219. Justifying Faith is more properly called faith than acceptance, because the things received are spiritual and unseen, and because they are received as future, and entirely the free gift of God.
244. Saving Faith. It does not seem congruous, and in itself it is not proper, for God quite to pass over sin, rebellion, and treachery, and receive the offender into his entire favor, either without a repentance and sorrow, and detestation of his fault, adequate to the aggravation of it (which can never be), or if there be another that appears in his stead, and has done and suffered so much as fully to satisfy and pay the debt, it will not be proper to forgive him, whatever is done for him by his representative for his expiation, unless there be an accepting of it by the offender for that end, a sense of its being adequate to the offense, and an applying of the mind to him, and a recumbence upon him for satisfaction. This now seems to me evident from the very light of nature.
254. Being of God. Faith. Even the being of a God can be made most rationally and demonstratively evident, by divine revelation and by gracious spiritual illumination, after the same manner as we have shown the Christian religion, the superstructure built upon that foundation, is evident. Suppose all the world had otherwise been ignorant of the being of a God before, yet they might know it, because God has revealed himself: He has shown himself, he has said a great deal to us, and conversed much with us. And this is every whit as rational a way of being convinced of the being of God, as it is of being convinced of the being of a man who comes from an unknown region, and shows himself to us, and converses with us for a long time. We have no other reason to be convinced of his being, than only that we see a long series of external concordant signs of an understanding, will, and design, and various affections. The same way God makes known himself to us in his Word. And if we have full and comprehensive knowledge of the revelation made, of the things revealed, and of the various relations and respects of the various parts, their harmonies, congruities, and mutual concordances, there appear most indubitable signs and expressions of a very high and transcendent understanding, together with a great and mighty design, an exceeding wisdom, or most magnificent power and authority, a marvelous purity, holiness, and goodness. So that if we never knew there was any such being before, yet we might be certain that this must be such a one.
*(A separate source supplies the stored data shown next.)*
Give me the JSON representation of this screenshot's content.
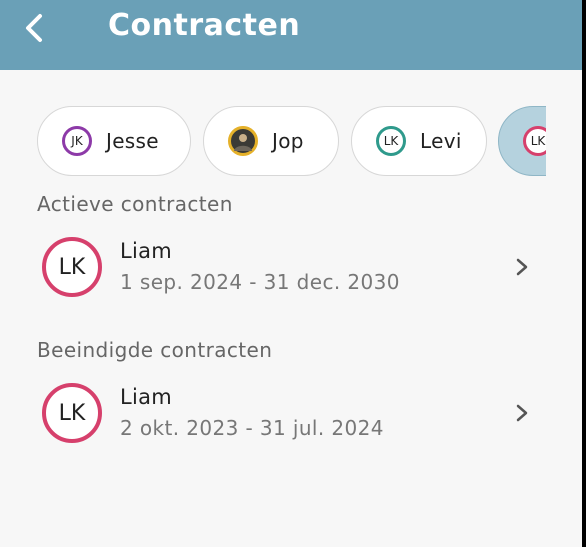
{
  "header": {
    "title": "Contracten"
  },
  "chips": [
    {
      "initials": "JK",
      "name": "Jesse",
      "ring": "#8d3aa8",
      "photo": false,
      "selected": false
    },
    {
      "initials": "",
      "name": "Jop",
      "ring": "#e5b12a",
      "photo": true,
      "selected": false
    },
    {
      "initials": "LK",
      "name": "Levi",
      "ring": "#2f9a8c",
      "photo": false,
      "selected": false
    },
    {
      "initials": "LK",
      "name": "",
      "ring": "#d6406c",
      "photo": false,
      "selected": true
    }
  ],
  "sections": {
    "active_label": "Actieve contracten",
    "ended_label": "Beeindigde contracten"
  },
  "active_contracts": [
    {
      "initials": "LK",
      "name": "Liam",
      "dates": "1 sep. 2024 - 31 dec. 2030"
    }
  ],
  "ended_contracts": [
    {
      "initials": "LK",
      "name": "Liam",
      "dates": "2 okt. 2023 - 31 jul. 2024"
    }
  ],
  "colors": {
    "header_bg": "#6aa0b7",
    "accent_ring": "#d6406c",
    "selected_chip": "#b5d2de"
  }
}
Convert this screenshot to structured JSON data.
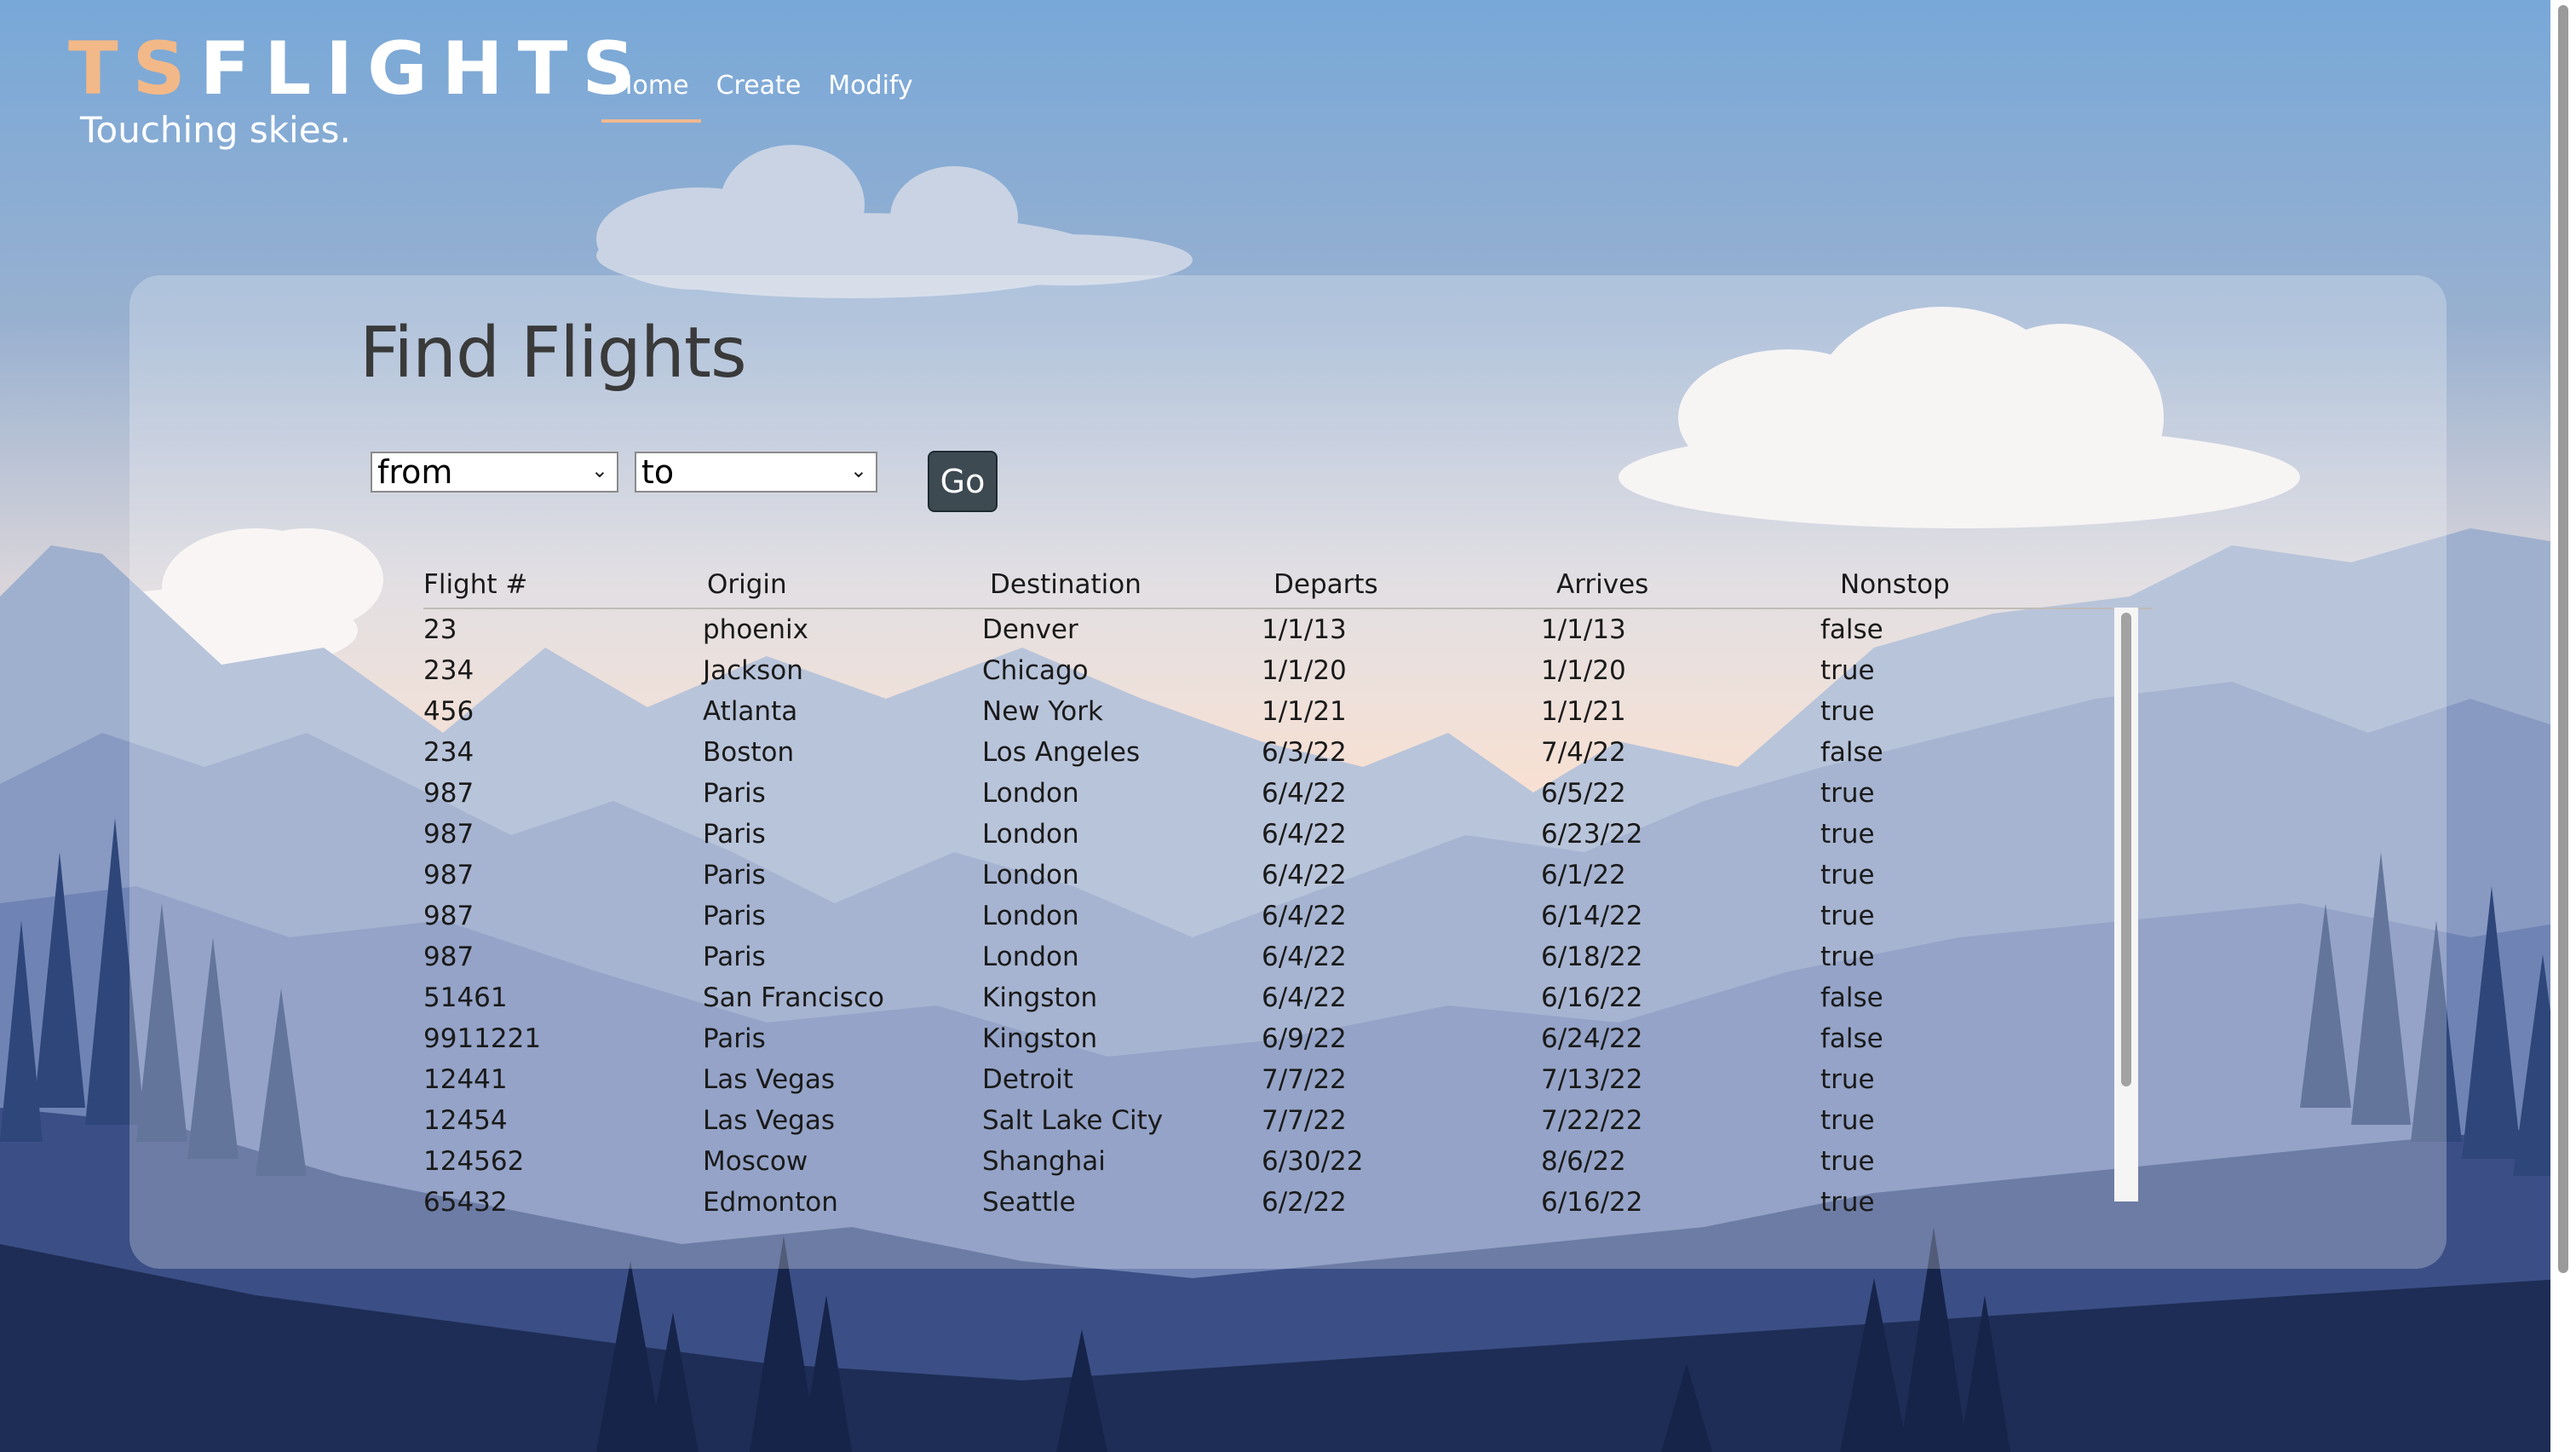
{
  "brand": {
    "logo_ts": "TS",
    "logo_flights": "FLIGHTS",
    "tagline": "Touching skies."
  },
  "nav": {
    "items": [
      {
        "label": "Home",
        "active": true
      },
      {
        "label": "Create",
        "active": false
      },
      {
        "label": "Modify",
        "active": false
      }
    ]
  },
  "search": {
    "title": "Find Flights",
    "from_select": "from",
    "to_select": "to",
    "go_label": "Go"
  },
  "table": {
    "columns": [
      "Flight #",
      "Origin",
      "Destination",
      "Departs",
      "Arrives",
      "Nonstop"
    ],
    "rows": [
      [
        "23",
        "phoenix",
        "Denver",
        "1/1/13",
        "1/1/13",
        "false"
      ],
      [
        "234",
        "Jackson",
        "Chicago",
        "1/1/20",
        "1/1/20",
        "true"
      ],
      [
        "456",
        "Atlanta",
        "New York",
        "1/1/21",
        "1/1/21",
        "true"
      ],
      [
        "234",
        "Boston",
        "Los Angeles",
        "6/3/22",
        "7/4/22",
        "false"
      ],
      [
        "987",
        "Paris",
        "London",
        "6/4/22",
        "6/5/22",
        "true"
      ],
      [
        "987",
        "Paris",
        "London",
        "6/4/22",
        "6/23/22",
        "true"
      ],
      [
        "987",
        "Paris",
        "London",
        "6/4/22",
        "6/1/22",
        "true"
      ],
      [
        "987",
        "Paris",
        "London",
        "6/4/22",
        "6/14/22",
        "true"
      ],
      [
        "987",
        "Paris",
        "London",
        "6/4/22",
        "6/18/22",
        "true"
      ],
      [
        "51461",
        "San Francisco",
        "Kingston",
        "6/4/22",
        "6/16/22",
        "false"
      ],
      [
        "9911221",
        "Paris",
        "Kingston",
        "6/9/22",
        "6/24/22",
        "false"
      ],
      [
        "12441",
        "Las Vegas",
        "Detroit",
        "7/7/22",
        "7/13/22",
        "true"
      ],
      [
        "12454",
        "Las Vegas",
        "Salt Lake City",
        "7/7/22",
        "7/22/22",
        "true"
      ],
      [
        "124562",
        "Moscow",
        "Shanghai",
        "6/30/22",
        "8/6/22",
        "true"
      ],
      [
        "65432",
        "Edmonton",
        "Seattle",
        "6/2/22",
        "6/16/22",
        "true"
      ]
    ]
  },
  "colors": {
    "sky_top": "#7aa7d6",
    "sky_horizon": "#f7d4bf",
    "accent_orange": "#f2b887",
    "go_button": "#3d4a52",
    "mountain_far": "#8da3c9",
    "mountain_dark": "#1a2a4e"
  },
  "icons": {
    "select_chevron": "chevron-down-icon"
  }
}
256. Faith. Evidence for God Seen in Creation. One that is well acquainted with the gospel, and sees the beauties, the harmonies, the majesty, the power, and the glorious wisdom of it and the like may, only by viewing it, be as certain that it is no human work, as a man that is well acquainted with mankind and their works may, by contemplating the sun, know it is not a human work, or when he goes upon an island, and sees the various trees, and the manner of their growing, and blossoming, and bearing fruit, may know that they are not the work of man.
329. Believing vs. Trusting. Faith is very often in the Scripture called trust, especially in the Old Testament. Now trusting is something more than mere believing. Believing is the assent to any trust testified, and trusting always respects truth that nearly concerns ourselves, in regard of some benefit of our own that it reveals to us, and some benefit that the revealer is the author of. It is the acquiescence of the mind in a belief of any person, that by his word reveals or represents himself to us as the author of some good that concerns us. If the benefit be a deliverance or preservation from misery, it is a being easy in a belief that he will do it. So if we say that a man trusts in a castle to save him from his enemies, we mean that his mind is easy, and rests in a persuasion that it will keep him safe. If the benefit be the bestowment of happiness, it is the mind’s acquiescing in it, that he will accomplish it: That is, he is persuaded he will do it; he has such a persuasion that he rejoices in confidence of it.
Thus, if a man has promised a child to make him his heir, if we say he trusts in him to make him his heir, we mean he has such a belief of what he promises, that his mind acquiesces and rejoices in it, so as not to be disturbed by doubts and questions whether he will perform it. These things all the world means by trust. The first fruit of trust is being willing to do and undergo in the expectation of some thing. He that does not expect the benefit, so much as to make him ready to do or undergo, dares not trust it. He dares not run the venture of it. Therefore, they may be said to trust in Christ, and they only, that are ready to do and undergo all that he desires, in expectation of his redemption. And the faith of those that dare not do so, is unsound. Therefore, such trials are called the trials of faith.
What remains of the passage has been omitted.